The broader question now is whether OPEC can hold its remaining members together. Saudi Arabia still dominates the group, but the loss of the UAE's spare capacity and production heft makes the cartel's supply management far less effective. Other members may start asking whether they, too, are better off going it alone, especially as the global economic landscape shifts under wartime pressures and changing trade relationships.

Open questions

Several things remain unclear. How quickly will the UAE actually ramp up production toward its 5-million-barrel capacity? Will Saudi Arabia retaliate through pricing or diplomatic pressure? And will the war's disruption of the Strait of Hormuz limit the practical impact of any near-term production increase?
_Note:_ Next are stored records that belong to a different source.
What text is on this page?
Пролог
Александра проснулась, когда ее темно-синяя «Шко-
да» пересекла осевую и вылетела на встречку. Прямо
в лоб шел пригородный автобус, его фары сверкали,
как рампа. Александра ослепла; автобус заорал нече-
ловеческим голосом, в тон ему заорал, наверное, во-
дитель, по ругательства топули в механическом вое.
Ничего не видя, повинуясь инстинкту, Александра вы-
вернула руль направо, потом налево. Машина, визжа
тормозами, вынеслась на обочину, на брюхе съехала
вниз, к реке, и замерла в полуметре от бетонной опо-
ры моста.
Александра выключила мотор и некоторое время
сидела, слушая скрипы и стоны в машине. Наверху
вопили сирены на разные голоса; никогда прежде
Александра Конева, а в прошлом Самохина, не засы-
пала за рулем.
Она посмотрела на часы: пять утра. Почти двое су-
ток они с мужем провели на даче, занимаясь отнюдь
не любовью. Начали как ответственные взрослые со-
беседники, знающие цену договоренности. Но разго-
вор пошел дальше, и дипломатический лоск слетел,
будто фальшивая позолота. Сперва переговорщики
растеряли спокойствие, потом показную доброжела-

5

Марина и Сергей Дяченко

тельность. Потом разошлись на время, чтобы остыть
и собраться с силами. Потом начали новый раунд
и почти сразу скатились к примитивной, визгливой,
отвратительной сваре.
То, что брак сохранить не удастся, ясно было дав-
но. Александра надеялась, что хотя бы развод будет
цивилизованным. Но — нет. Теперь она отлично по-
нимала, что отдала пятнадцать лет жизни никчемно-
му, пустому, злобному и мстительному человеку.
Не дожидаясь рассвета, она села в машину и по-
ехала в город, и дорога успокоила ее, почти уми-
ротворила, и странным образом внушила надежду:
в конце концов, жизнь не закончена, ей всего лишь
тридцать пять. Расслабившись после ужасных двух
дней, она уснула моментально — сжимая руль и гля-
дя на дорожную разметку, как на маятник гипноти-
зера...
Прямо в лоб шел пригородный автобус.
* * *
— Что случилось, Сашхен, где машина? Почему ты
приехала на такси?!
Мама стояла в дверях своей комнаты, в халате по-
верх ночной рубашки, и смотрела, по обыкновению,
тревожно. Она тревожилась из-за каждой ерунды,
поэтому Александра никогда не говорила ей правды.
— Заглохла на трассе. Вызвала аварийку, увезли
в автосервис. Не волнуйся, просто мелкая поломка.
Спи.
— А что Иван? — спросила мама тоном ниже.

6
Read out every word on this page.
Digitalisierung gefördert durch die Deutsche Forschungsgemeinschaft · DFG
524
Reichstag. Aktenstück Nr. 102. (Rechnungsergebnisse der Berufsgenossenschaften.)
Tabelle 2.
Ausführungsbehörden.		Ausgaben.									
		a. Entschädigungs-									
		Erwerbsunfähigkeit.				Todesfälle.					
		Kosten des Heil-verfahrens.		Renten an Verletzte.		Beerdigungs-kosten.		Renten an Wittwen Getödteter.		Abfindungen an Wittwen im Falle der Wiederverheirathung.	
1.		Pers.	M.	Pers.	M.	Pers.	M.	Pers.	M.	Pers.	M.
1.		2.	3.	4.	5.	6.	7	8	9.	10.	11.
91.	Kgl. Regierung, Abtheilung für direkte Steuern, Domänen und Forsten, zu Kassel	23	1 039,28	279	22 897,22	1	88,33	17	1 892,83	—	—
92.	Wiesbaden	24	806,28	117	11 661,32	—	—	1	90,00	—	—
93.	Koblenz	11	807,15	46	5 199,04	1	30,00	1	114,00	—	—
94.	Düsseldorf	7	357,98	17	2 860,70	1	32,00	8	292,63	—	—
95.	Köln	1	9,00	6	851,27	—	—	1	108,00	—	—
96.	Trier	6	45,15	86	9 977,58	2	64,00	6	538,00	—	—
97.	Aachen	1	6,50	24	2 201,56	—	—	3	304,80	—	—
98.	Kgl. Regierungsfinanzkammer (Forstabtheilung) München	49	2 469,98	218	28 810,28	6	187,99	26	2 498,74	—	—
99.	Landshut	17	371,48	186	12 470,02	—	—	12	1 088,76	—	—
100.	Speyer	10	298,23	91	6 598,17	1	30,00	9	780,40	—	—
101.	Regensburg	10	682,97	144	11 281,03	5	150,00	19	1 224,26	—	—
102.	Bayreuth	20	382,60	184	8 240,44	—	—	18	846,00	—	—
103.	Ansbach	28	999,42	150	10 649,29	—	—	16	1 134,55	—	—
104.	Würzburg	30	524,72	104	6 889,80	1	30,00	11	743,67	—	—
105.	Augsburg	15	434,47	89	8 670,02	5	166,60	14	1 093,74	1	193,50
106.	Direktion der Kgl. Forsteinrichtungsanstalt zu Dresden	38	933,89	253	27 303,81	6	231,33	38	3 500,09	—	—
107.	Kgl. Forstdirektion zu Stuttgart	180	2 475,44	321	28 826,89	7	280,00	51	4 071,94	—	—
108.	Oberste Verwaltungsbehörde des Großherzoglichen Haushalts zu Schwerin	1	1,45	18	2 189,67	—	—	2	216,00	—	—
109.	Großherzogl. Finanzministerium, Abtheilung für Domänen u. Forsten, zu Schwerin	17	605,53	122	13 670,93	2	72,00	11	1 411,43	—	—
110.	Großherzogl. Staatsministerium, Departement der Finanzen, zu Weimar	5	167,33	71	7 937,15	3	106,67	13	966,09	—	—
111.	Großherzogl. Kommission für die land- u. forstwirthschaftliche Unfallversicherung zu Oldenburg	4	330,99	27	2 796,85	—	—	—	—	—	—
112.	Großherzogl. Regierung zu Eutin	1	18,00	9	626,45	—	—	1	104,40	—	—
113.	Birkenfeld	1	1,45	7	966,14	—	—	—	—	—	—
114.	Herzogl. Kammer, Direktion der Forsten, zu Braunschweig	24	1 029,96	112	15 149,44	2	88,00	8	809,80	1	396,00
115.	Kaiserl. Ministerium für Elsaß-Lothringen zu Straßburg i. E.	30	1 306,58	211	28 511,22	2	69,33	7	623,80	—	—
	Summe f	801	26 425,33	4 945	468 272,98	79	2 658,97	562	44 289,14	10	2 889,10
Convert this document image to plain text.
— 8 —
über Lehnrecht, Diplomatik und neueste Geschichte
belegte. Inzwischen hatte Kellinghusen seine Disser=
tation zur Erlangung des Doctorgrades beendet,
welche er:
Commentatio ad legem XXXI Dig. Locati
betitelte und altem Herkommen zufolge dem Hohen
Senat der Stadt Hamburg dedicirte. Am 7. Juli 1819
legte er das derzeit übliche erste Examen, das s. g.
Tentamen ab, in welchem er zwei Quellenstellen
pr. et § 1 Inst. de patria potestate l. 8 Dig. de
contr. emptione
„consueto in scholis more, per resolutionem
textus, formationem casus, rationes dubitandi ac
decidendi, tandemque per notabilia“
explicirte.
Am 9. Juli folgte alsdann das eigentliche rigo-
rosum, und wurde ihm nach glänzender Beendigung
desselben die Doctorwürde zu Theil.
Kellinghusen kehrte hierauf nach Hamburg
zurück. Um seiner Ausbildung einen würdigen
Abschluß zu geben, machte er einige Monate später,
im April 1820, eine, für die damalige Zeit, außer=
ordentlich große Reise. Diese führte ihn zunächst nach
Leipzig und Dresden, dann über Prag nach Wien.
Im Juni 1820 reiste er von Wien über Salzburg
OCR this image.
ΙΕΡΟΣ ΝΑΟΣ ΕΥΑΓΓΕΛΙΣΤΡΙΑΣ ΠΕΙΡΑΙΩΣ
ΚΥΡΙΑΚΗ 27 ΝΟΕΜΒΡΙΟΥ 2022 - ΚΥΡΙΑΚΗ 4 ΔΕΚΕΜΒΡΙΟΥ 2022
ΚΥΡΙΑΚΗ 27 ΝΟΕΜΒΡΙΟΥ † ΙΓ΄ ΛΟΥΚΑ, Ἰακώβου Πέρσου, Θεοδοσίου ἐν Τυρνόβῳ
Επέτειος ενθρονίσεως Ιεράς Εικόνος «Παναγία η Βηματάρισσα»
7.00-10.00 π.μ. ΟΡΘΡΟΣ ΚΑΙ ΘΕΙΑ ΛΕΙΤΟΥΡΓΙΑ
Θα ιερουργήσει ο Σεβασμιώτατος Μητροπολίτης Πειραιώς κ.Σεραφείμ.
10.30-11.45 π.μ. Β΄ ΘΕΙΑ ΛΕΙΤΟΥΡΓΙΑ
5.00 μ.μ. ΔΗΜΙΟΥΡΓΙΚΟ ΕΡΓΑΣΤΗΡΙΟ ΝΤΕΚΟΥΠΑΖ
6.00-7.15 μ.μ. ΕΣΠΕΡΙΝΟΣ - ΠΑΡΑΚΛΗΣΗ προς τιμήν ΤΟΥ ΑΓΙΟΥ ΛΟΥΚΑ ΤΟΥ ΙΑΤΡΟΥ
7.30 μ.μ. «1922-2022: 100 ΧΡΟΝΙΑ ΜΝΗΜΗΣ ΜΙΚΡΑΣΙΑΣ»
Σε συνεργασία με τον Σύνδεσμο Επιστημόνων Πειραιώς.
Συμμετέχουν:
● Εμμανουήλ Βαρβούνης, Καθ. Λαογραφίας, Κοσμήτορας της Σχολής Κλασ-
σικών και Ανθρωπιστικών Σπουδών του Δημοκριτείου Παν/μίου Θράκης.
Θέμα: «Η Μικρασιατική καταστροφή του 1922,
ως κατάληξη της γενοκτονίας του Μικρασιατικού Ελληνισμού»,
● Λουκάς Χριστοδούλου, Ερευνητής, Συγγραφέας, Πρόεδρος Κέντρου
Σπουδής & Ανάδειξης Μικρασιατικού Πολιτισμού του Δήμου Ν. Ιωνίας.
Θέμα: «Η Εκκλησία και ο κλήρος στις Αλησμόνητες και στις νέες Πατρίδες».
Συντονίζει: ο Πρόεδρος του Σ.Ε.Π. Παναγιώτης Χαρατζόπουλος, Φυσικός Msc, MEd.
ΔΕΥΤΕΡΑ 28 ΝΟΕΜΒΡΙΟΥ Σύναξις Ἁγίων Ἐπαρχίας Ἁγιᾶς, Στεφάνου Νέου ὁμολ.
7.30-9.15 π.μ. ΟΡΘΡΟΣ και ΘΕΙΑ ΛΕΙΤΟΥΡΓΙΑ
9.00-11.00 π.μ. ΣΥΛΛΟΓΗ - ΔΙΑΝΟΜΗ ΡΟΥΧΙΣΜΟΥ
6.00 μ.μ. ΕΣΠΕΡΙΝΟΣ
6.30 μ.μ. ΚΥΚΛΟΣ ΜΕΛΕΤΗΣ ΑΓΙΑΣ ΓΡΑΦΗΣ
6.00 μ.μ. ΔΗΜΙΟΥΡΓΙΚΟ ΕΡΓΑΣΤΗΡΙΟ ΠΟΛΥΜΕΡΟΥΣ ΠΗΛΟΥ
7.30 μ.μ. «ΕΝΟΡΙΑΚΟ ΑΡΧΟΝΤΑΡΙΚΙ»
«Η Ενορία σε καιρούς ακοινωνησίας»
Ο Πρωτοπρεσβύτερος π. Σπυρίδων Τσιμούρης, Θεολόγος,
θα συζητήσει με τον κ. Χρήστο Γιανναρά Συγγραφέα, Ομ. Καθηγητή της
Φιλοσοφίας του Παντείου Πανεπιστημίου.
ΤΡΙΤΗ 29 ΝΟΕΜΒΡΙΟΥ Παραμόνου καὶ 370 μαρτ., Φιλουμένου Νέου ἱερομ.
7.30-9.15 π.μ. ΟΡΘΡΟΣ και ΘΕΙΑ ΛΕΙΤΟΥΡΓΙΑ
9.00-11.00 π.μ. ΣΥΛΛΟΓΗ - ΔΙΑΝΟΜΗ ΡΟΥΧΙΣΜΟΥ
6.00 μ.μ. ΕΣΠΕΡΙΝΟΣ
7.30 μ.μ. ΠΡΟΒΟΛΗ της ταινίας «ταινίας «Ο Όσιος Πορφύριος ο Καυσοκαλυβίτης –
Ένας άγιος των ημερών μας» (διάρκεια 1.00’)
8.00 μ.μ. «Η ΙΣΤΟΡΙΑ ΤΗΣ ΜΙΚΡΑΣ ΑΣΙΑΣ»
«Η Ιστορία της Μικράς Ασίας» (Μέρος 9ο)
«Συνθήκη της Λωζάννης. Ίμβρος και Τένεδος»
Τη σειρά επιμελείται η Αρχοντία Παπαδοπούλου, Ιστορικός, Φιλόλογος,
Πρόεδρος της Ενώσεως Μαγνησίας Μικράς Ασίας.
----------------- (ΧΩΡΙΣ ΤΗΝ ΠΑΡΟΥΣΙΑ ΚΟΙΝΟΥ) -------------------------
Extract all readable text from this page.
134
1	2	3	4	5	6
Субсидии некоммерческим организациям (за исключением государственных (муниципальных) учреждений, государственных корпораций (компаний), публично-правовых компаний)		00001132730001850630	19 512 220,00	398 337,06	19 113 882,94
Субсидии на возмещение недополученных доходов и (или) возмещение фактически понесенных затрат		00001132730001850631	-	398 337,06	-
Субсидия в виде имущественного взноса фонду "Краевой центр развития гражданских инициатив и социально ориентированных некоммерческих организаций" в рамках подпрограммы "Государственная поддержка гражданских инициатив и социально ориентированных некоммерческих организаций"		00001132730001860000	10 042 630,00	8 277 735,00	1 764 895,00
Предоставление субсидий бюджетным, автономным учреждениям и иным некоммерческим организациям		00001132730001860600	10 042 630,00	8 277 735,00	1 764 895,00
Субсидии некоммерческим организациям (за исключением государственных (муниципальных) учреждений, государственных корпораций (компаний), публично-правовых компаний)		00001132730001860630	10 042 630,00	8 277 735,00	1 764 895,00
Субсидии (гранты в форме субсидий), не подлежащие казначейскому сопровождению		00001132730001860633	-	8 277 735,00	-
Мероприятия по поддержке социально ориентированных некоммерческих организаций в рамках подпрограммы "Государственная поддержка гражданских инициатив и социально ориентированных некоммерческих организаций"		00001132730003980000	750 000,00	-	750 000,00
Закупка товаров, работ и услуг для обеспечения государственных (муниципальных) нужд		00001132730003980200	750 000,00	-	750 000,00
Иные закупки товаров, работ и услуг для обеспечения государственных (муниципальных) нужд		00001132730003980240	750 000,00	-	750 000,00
The near-term oil market may not move dramatically, the Hormuz closure already dominates pricing. But the long-term structural damage to OPEC is real. A cartel that cannot hold its most capable members cannot control the market. And a cartel that cannot control the market is, in the end, just a meeting.

For decades, OPEC dictated terms to the world's energy consumers. Now one of its most important members has decided it would rather compete than coordinate. That shift should worry Riyadh, and it should encourage every American who has watched the political dynamics around energy policy play out in frustrating slow motion.

When the people who built the cartel start leaving it, the cartel's best days are behind it. Good riddance.